Y realmente, pensando en ello parecía incomprensible que fuera así: los frascos terminados, llenados de nuevo, envueltos en sus papeles y colocados en su sitio… Una especie de complot, un siniestro engaño, una a modo de secreta venganza… pero ¿con qué fin? O bien una burla diabólica. Mr. Burns tenía su propia idea al respecto. Muy sencilla por otra parte. Con una voz cavernosa, declaró solemnemente:

– Supongo que le darían unas quince libras en Haiphong por la provisión.

– ¡Mr. Burns! -exclamé.

El segundo meneó grotescamente la cabeza, por encima de sus piernas, levantadas como dos mangos de escoba cubiertos por su pijama y rematadas por dos enormes pies desnudos.

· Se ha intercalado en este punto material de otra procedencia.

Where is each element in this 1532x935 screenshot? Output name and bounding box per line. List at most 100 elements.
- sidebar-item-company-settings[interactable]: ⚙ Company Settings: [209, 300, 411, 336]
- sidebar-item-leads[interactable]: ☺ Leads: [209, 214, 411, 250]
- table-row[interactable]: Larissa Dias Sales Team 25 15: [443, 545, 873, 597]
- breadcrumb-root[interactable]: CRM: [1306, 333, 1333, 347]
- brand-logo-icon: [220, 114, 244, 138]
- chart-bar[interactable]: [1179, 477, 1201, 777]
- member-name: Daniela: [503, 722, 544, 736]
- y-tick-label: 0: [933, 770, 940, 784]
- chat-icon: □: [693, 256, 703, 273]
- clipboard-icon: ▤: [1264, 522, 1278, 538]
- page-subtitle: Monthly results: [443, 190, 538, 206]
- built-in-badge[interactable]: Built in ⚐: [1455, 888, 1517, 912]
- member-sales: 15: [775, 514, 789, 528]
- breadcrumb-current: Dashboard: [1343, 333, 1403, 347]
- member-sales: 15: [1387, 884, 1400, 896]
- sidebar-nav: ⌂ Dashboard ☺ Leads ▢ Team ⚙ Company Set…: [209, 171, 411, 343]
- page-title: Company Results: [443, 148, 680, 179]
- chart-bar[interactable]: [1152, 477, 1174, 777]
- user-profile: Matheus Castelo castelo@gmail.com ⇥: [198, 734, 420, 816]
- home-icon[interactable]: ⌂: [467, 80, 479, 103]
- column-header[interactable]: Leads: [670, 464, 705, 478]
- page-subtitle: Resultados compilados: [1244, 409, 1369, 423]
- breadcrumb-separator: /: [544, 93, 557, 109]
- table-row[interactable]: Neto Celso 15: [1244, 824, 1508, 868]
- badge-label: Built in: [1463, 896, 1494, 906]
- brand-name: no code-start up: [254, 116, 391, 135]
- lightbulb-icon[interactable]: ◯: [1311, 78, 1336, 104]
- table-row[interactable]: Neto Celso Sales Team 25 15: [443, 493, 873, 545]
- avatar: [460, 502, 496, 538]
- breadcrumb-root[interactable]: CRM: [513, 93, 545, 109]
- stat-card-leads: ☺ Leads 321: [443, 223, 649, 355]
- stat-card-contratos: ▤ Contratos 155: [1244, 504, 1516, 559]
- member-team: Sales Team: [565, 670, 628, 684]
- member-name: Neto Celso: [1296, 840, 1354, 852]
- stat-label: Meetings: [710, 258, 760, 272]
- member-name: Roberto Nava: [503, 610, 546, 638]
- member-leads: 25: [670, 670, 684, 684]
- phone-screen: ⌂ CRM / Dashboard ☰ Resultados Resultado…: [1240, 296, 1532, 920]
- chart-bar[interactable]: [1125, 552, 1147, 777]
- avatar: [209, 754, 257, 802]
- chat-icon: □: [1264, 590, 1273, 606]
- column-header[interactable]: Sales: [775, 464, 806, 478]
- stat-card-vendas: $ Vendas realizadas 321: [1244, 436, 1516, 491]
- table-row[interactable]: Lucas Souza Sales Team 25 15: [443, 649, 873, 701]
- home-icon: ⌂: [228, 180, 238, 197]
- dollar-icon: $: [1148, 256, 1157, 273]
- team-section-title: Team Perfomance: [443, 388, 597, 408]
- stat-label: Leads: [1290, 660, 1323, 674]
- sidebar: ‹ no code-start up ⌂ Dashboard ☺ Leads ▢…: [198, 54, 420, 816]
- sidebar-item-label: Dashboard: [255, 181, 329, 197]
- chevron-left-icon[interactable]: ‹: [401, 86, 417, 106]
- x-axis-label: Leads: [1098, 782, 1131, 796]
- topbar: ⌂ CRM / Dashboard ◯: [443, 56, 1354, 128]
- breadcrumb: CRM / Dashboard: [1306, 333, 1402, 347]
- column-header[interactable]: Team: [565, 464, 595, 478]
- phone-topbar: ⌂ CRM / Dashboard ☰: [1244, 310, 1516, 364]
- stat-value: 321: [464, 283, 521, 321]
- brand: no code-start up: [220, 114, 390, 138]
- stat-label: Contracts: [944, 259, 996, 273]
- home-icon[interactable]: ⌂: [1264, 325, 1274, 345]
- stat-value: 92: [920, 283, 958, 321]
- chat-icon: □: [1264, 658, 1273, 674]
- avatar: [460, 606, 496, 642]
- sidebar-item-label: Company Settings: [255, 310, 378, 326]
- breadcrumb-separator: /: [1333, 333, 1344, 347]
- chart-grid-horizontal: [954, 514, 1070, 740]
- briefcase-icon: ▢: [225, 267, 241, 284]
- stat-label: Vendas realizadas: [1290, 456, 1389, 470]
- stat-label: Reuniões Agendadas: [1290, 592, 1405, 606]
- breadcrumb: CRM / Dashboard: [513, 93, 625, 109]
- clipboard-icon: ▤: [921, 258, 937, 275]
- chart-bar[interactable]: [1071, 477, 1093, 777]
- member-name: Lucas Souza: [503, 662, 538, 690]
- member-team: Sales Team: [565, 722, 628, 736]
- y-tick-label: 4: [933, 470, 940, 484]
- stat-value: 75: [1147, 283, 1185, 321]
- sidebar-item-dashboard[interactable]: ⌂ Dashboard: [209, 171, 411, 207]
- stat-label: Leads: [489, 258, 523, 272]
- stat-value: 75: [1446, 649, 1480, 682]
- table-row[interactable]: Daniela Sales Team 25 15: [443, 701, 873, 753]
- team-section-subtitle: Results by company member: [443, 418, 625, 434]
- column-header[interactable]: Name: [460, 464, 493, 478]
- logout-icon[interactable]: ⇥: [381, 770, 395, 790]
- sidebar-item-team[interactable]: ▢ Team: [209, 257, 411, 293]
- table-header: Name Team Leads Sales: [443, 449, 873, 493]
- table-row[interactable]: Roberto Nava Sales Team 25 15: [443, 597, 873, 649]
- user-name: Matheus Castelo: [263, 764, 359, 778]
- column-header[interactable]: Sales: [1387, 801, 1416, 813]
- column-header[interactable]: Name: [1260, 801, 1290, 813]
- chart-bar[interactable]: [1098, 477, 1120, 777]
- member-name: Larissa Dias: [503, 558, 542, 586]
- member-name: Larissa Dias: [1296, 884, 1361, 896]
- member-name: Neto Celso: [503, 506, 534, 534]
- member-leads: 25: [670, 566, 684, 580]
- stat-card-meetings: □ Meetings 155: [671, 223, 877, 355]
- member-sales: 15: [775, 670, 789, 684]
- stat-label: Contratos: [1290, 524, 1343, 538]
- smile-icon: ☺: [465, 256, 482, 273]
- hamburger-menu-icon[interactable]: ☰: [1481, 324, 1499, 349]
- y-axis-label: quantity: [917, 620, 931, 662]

– ¿Por qué no? La quinina es una droga bastante cara en esta parte del mundo, y en Tonkín carecían de ella. ¿Y qué podía importarle eso a él? Usted no lo conoció. Pero yo sí, y le hice frente. No temía a Dios ni al diablo ni a los hombres ni a los vientos ni a las mareas ni siquiera a su propia conciencia. Y tengo para mí que odiaba a todo bicho viviente. No obstante, me parece que temía a la muerte. Creo que fui yo el único hombre que se atrevió a hacerle frente. Cuando cayó enfermo, en la cabina que ahora ocupa usted, le hice frente y lo vencí. Me parece que hasta temió que le retorciera el cuello. Si hubiese hecho lo que él quería, habríamos tenido que luchar contra el monzón del nordeste por los siglos de los siglos. Representar el Buque Fantasma en los mares de la China, ¡ja, ja!